Hallo Leute,
ich möchte bei meinem neuesten Projekt einen Bootloader mit einbinden.
Die Probleme beim Start und beim Aufruf des Bootloaders hab ich soweit schon gelöst.
Nun zu meinem Problem.

Ich benutze CV Megaload als Bootloader System.
Dieser Bootloader benutzt die serielle Schnittstelle zur Programmierung des Chips.

Ich habe diese Anbindung über einen FT232RL gemacht, der über 2 Optokoppler galvanisch getrennt die Verbindung zum Controller herstellt.

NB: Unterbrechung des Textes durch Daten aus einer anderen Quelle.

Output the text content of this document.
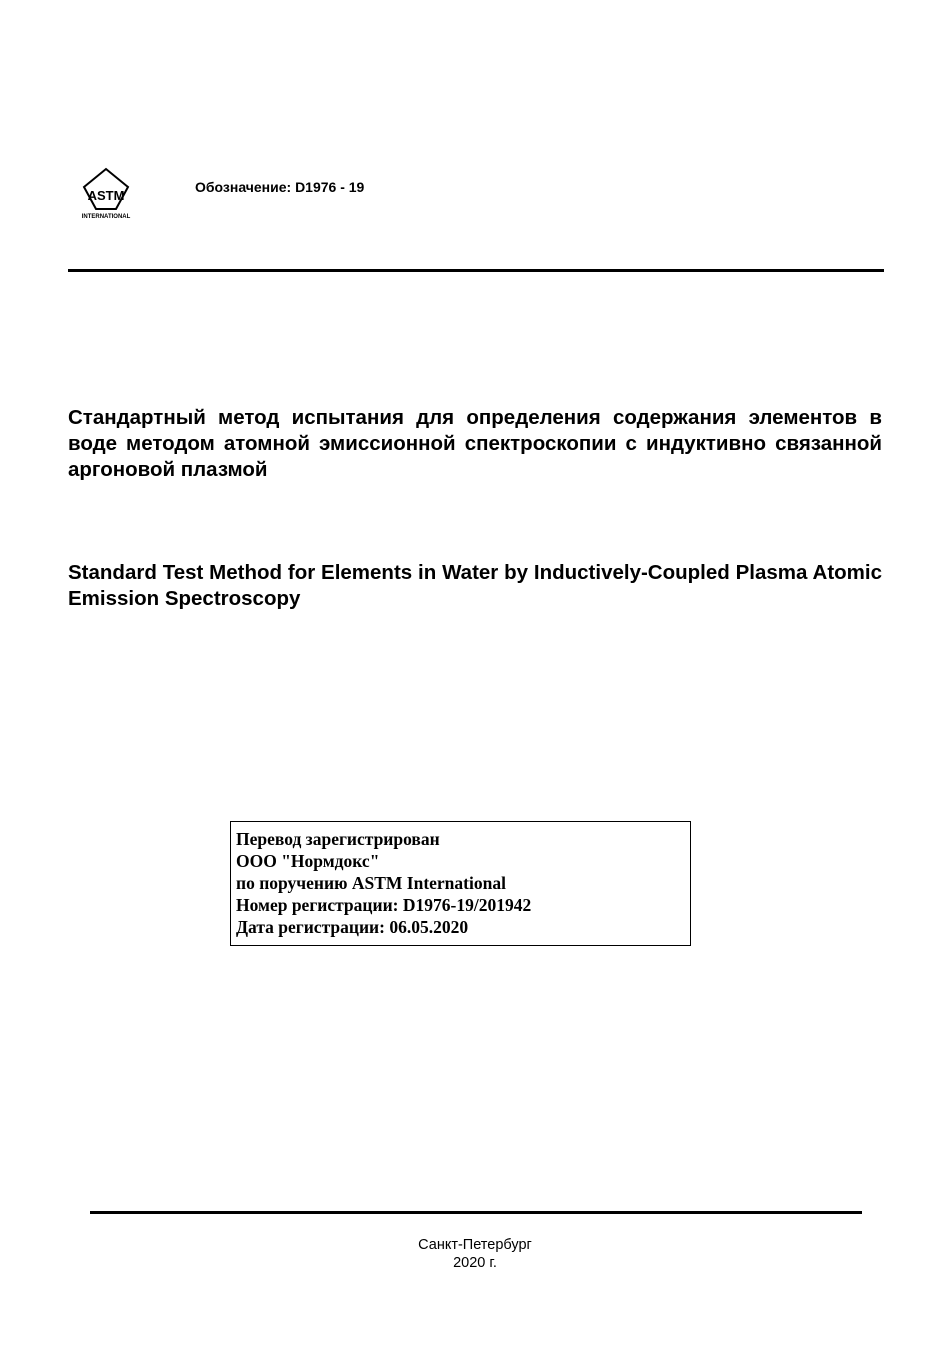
ASTM
INTERNATIONAL
Обозначение: D1976 - 19
Стандартный метод испытания для определения содержания элементов в воде методом атомной эмиссионной спектроскопии с индуктивно связанной аргоновой плазмой
Standard Test Method for Elements in Water by Inductively-Coupled Plasma Atomic Emission Spectroscopy
Перевод зарегистрирован
ООО "Нормдокс"
по поручению ASTM International
Номер регистрации: D1976-19/201942
Дата регистрации: 06.05.2020
Санкт-Петербург
2020 г.
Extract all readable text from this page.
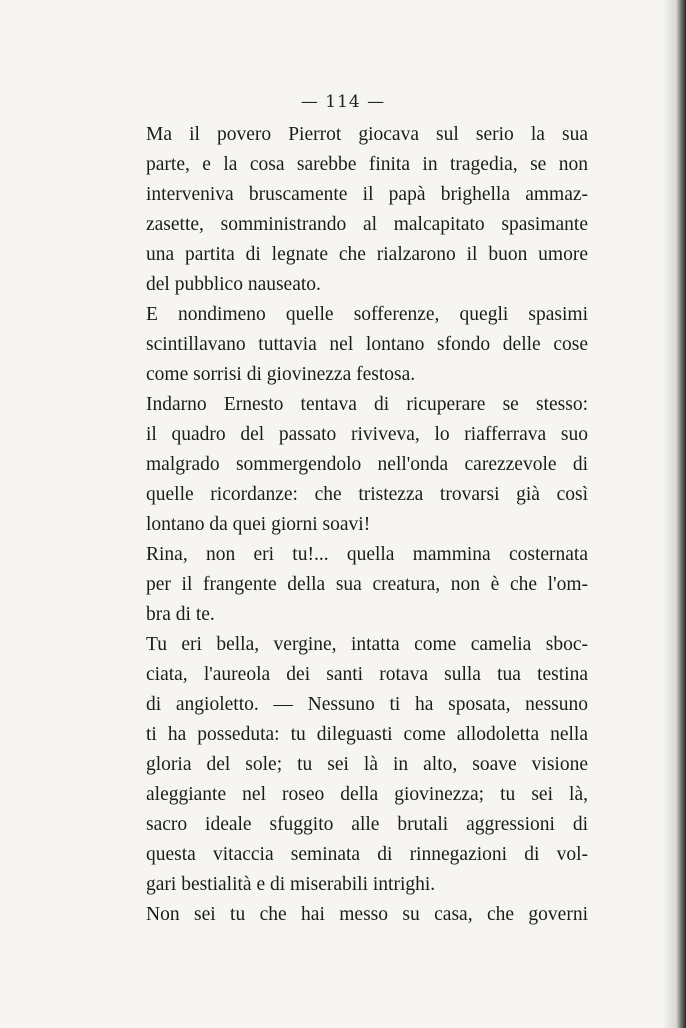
— 114 —
Ma il povero Pierrot giocava sul serio la sua
parte, e la cosa sarebbe finita in tragedia, se non
interveniva bruscamente il papà brighella ammaz-
zasette, somministrando al malcapitato spasimante
una partita di legnate che rialzarono il buon umore
del pubblico nauseato.
E nondimeno quelle sofferenze, quegli spasimi
scintillavano tuttavia nel lontano sfondo delle cose
come sorrisi di giovinezza festosa.
Indarno Ernesto tentava di ricuperare se stesso:
il quadro del passato riviveva, lo riafferrava suo
malgrado sommergendolo nell'onda carezzevole di
quelle ricordanze: che tristezza trovarsi già così
lontano da quei giorni soavi!
Rina, non eri tu!... quella mammina costernata
per il frangente della sua creatura, non è che l'om-
bra di te.
Tu eri bella, vergine, intatta come camelia sboc-
ciata, l'aureola dei santi rotava sulla tua testina
di angioletto. — Nessuno ti ha sposata, nessuno
ti ha posseduta: tu dileguasti come allodoletta nella
gloria del sole; tu sei là in alto, soave visione
aleggiante nel roseo della giovinezza; tu sei là,
sacro ideale sfuggito alle brutali aggressioni di
questa vitaccia seminata di rinnegazioni di vol-
gari bestialità e di miserabili intrighi.
Non sei tu che hai messo su casa, che governi
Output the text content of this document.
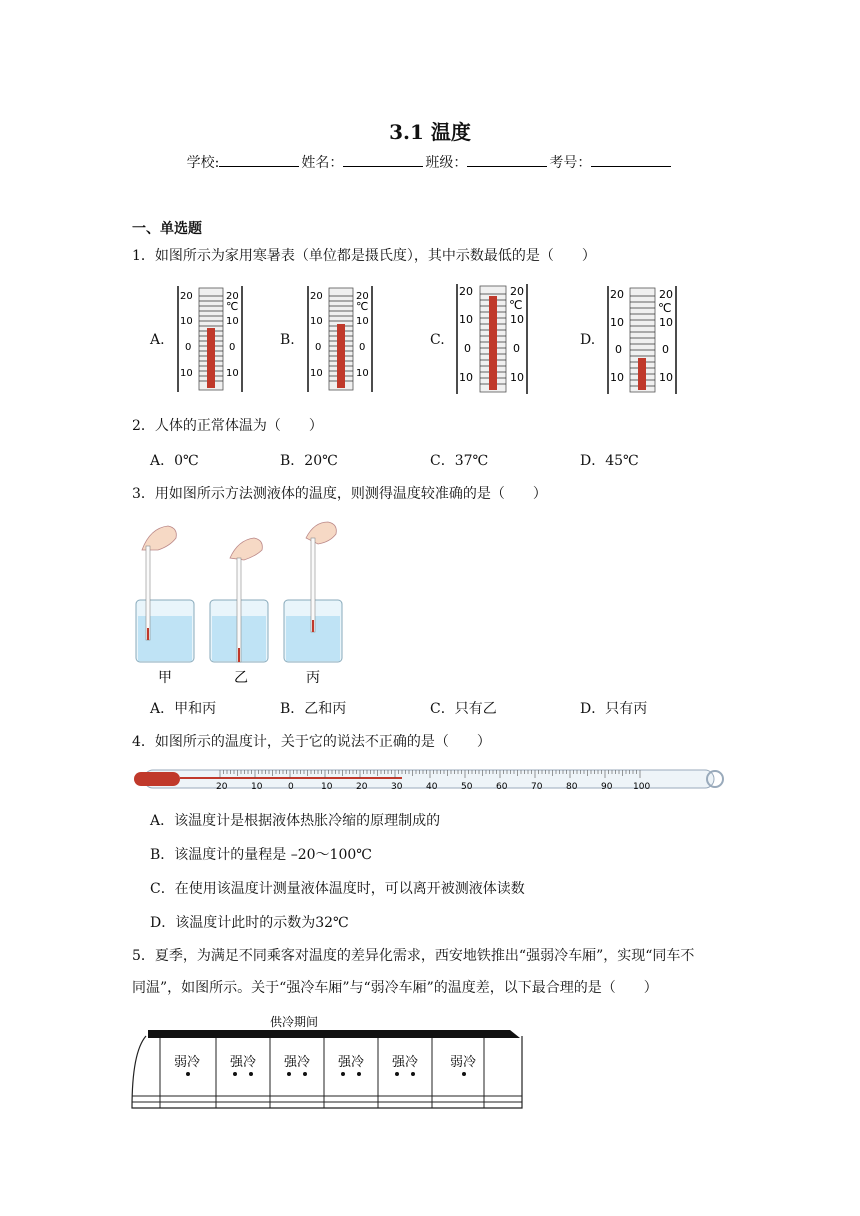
3.1 温度
学校:	姓名：	班级：	考号：
一、单选题
1．如图所示为家用寒暑表（单位都是摄氏度），其中示数最低的是（　　）
A.	B.	C.	D.
20
10
0
10
20
℃
10
0
10
20
10
0
10
20
℃
10
0
10
20
10
0
10
20
℃
10
0
10
20
10
0
10
20
℃
10
0
10
2．人体的正常体温为（　　）
A．0℃	B．20℃	C．37℃	D．45℃
3．用如图所示方法测液体的温度，则测得温度较准确的是（　　）
甲	乙	丙
A．甲和丙	B．乙和丙	C．只有乙	D．只有丙
4．如图所示的温度计，关于它的说法不正确的是（　　）
20	10	0	10	20	30	40	50	60	70	80	90 100
A．该温度计是根据液体热胀冷缩的原理制成的
B．该温度计的量程是 –20～100℃
C．在使用该温度计测量液体温度时，可以离开被测液体读数
D．该温度计此时的示数为32℃
5．夏季，为满足不同乘客对温度的差异化需求，西安地铁推出“强弱冷车厢”，实现“同车不
同温”，如图所示。关于“强冷车厢”与“弱冷车厢”的温度差，以下最合理的是（　　）
供冷期间
弱冷 强冷 强冷 强冷 强冷 弱冷
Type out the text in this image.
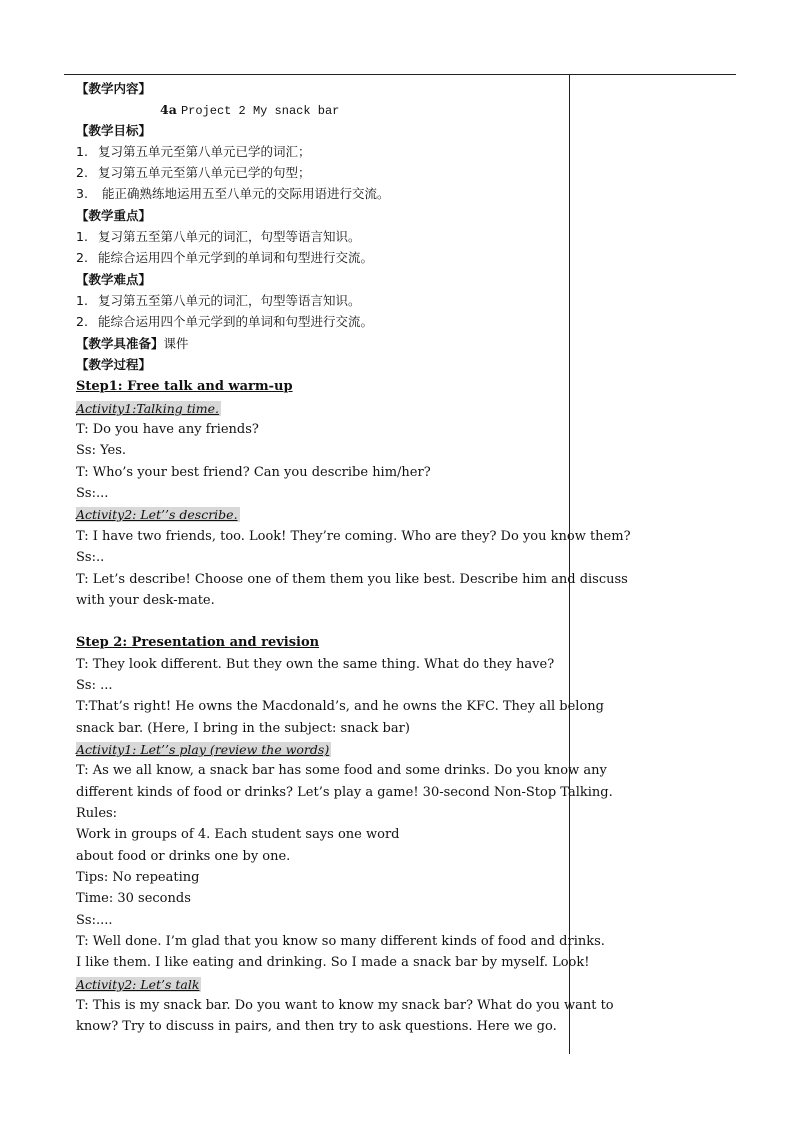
【教学内容】
4a Project 2 My snack bar
【教学目标】
1. 复习第五单元至第八单元已学的词汇；
2. 复习第五单元至第八单元已学的句型；
3. 能正确熟练地运用五至八单元的交际用语进行交流。
【教学重点】
1. 复习第五至第八单元的词汇，句型等语言知识。
2. 能综合运用四个单元学到的单词和句型进行交流。
【教学难点】
1. 复习第五至第八单元的词汇，句型等语言知识。
2. 能综合运用四个单元学到的单词和句型进行交流。
【教学具准备】课件
【教学过程】
Step1: Free talk and warm-up
Activity1:Talking time.
T: Do you have any friends?
Ss: Yes.
T: Who’s your best friend? Can you describe him/her?
Ss:...
Activity2: Let’’s describe.
T: I have two friends, too. Look! They’re coming. Who are they? Do you know them?
Ss:..
T: Let’s describe! Choose one of them them you like best. Describe him and discuss
with your desk-mate.
Step 2: Presentation and revision
T: They look different. But they own the same thing. What do they have?
Ss: ...
T:That’s right! He owns the Macdonald’s, and he owns the KFC. They all belong
snack bar. (Here, I bring in the subject: snack bar)
Activity1: Let’’s play (review the words)
T: As we all know, a snack bar has some food and some drinks. Do you know any
different kinds of food or drinks? Let’s play a game! 30-second Non-Stop Talking.
Rules:
Work in groups of 4. Each student says one word
about food or drinks one by one.
Tips: No repeating
Time: 30 seconds
Ss:....
T: Well done. I’m glad that you know so many different kinds of food and drinks.
I like them. I like eating and drinking. So I made a snack bar by myself. Look!
Activity2: Let’s talk
T: This is my snack bar. Do you want to know my snack bar? What do you want to
know? Try to discuss in pairs, and then try to ask questions. Here we go.
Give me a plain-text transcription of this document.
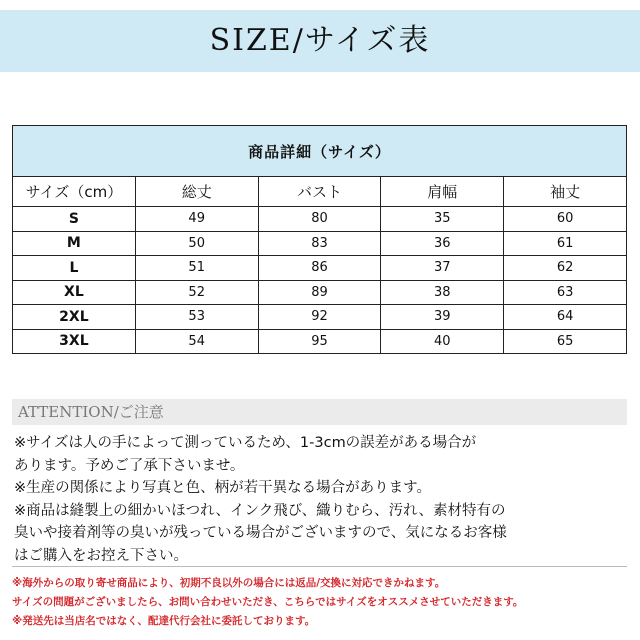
SIZE/サイズ表
商品詳細（サイズ）				
サイズ（cm）	総丈	バスト	肩幅	袖丈
S	49	80	35	60
M	50	83	36	61
L	51	86	37	62
XL	52	89	38	63
2XL	53	92	39	64
3XL	54	95	40	65
ATTENTION/ご注意
※サイズは人の手によって測っているため、1-3cmの誤差がある場合が
あります。予めご了承下さいませ。
※生産の関係により写真と色、柄が若干異なる場合があります。
※商品は縫製上の細かいほつれ、インク飛び、織りむら、汚れ、素材特有の
臭いや接着剤等の臭いが残っている場合がございますので、気になるお客様
はご購入をお控え下さい。
※海外からの取り寄せ商品により、初期不良以外の場合には返品/交換に対応できかねます。
サイズの問題がございましたら、お問い合わせいただき、こちらではサイズをオススメさせていただきます。
※発送先は当店名ではなく、配達代行会社に委託しております。
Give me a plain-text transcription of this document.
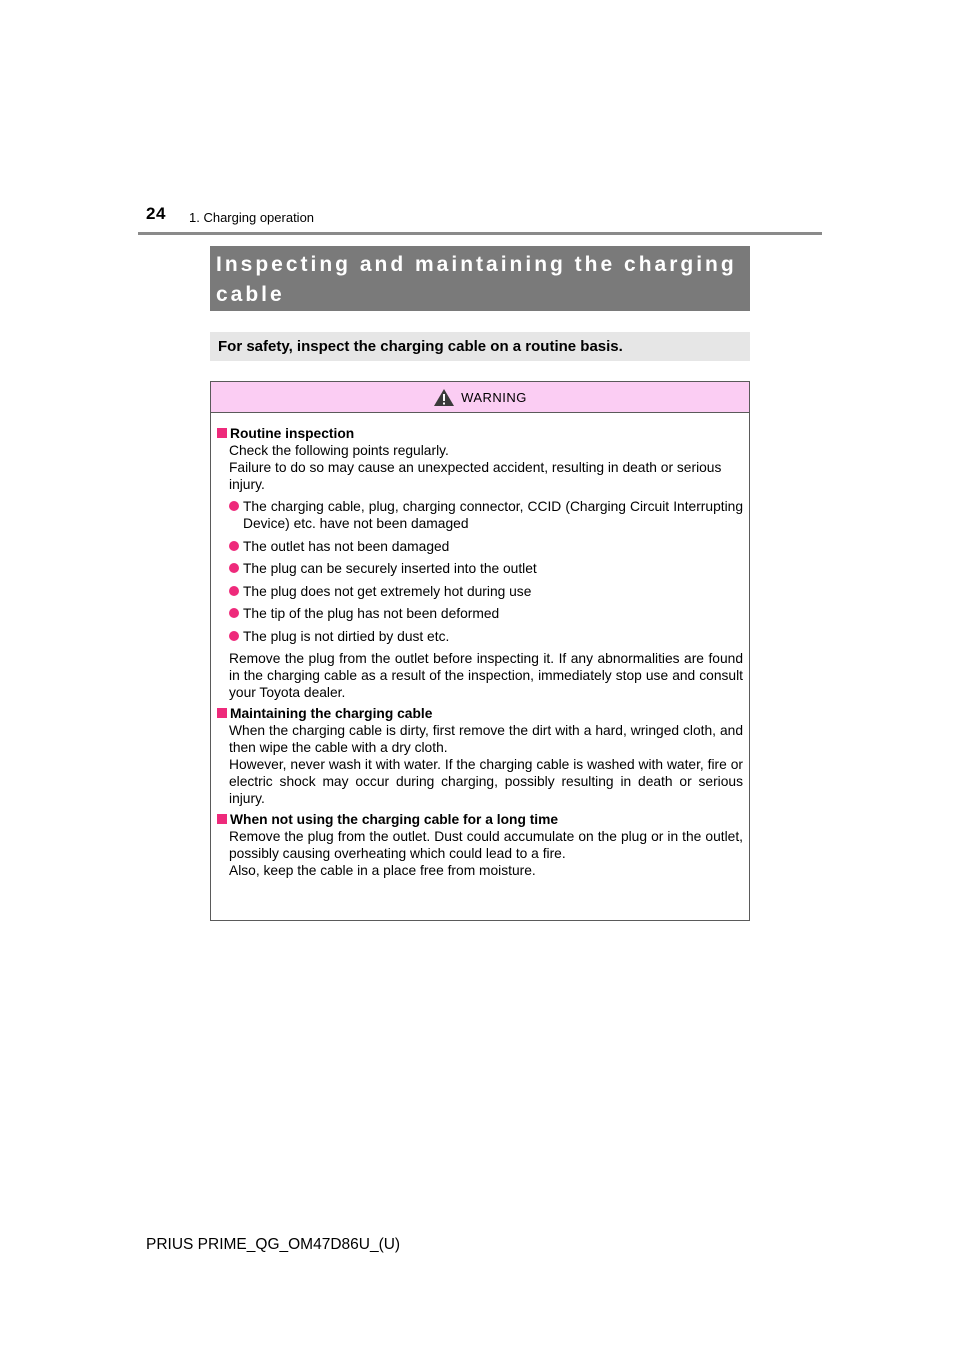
24 1. Charging operation
Inspecting and maintaining the charging cable
For safety, inspect the charging cable on a routine basis.
WARNING
Routine inspection
Check the following points regularly.
Failure to do so may cause an unexpected accident, resulting in death or serious injury.
The charging cable, plug, charging connector, CCID (Charging Circuit Interrupting Device) etc. have not been damaged
The outlet has not been damaged
The plug can be securely inserted into the outlet
The plug does not get extremely hot during use
The tip of the plug has not been deformed
The plug is not dirtied by dust etc.
Remove the plug from the outlet before inspecting it. If any abnormalities are found in the charging cable as a result of the inspection, immediately stop use and consult your Toyota dealer.
Maintaining the charging cable
When the charging cable is dirty, first remove the dirt with a hard, wringed cloth, and then wipe the cable with a dry cloth.
However, never wash it with water. If the charging cable is washed with water, fire or electric shock may occur during charging, possibly resulting in death or serious injury.
When not using the charging cable for a long time
Remove the plug from the outlet. Dust could accumulate on the plug or in the outlet, possibly causing overheating which could lead to a fire.
Also, keep the cable in a place free from moisture.
PRIUS PRIME_QG_OM47D86U_(U)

Wird eine Taste gedrückt startet der Bootloader, ansonsten wird das Programm normal ausgeführt.

Das Ganze klappt so lange, wie ich zum Ressetten des Controllers den Reset Pin benutze.
Wenn ich stattdessen nur den Strom einschalte wird manchmal gar kein Zeichen, manchmal ein falsches Zeichen in Richtung PC gesandt. Ein ">" wird da erwartet.

Ich hab auch schon versucht mit Warteschleifen das Problem in den Griff zu kriegen.
Das hat aber nichts gebracht.

Der FT232 wird stromversorgungsmässig vom PC versorgt.
Das Power up dieses Chips sollte also nicht das Problem sein.

Habt Ihr da noch irgendwelche Ideen?
Den Reset Pin nach aussen zu führen möchte ich nach Möglichkeit vermeiden.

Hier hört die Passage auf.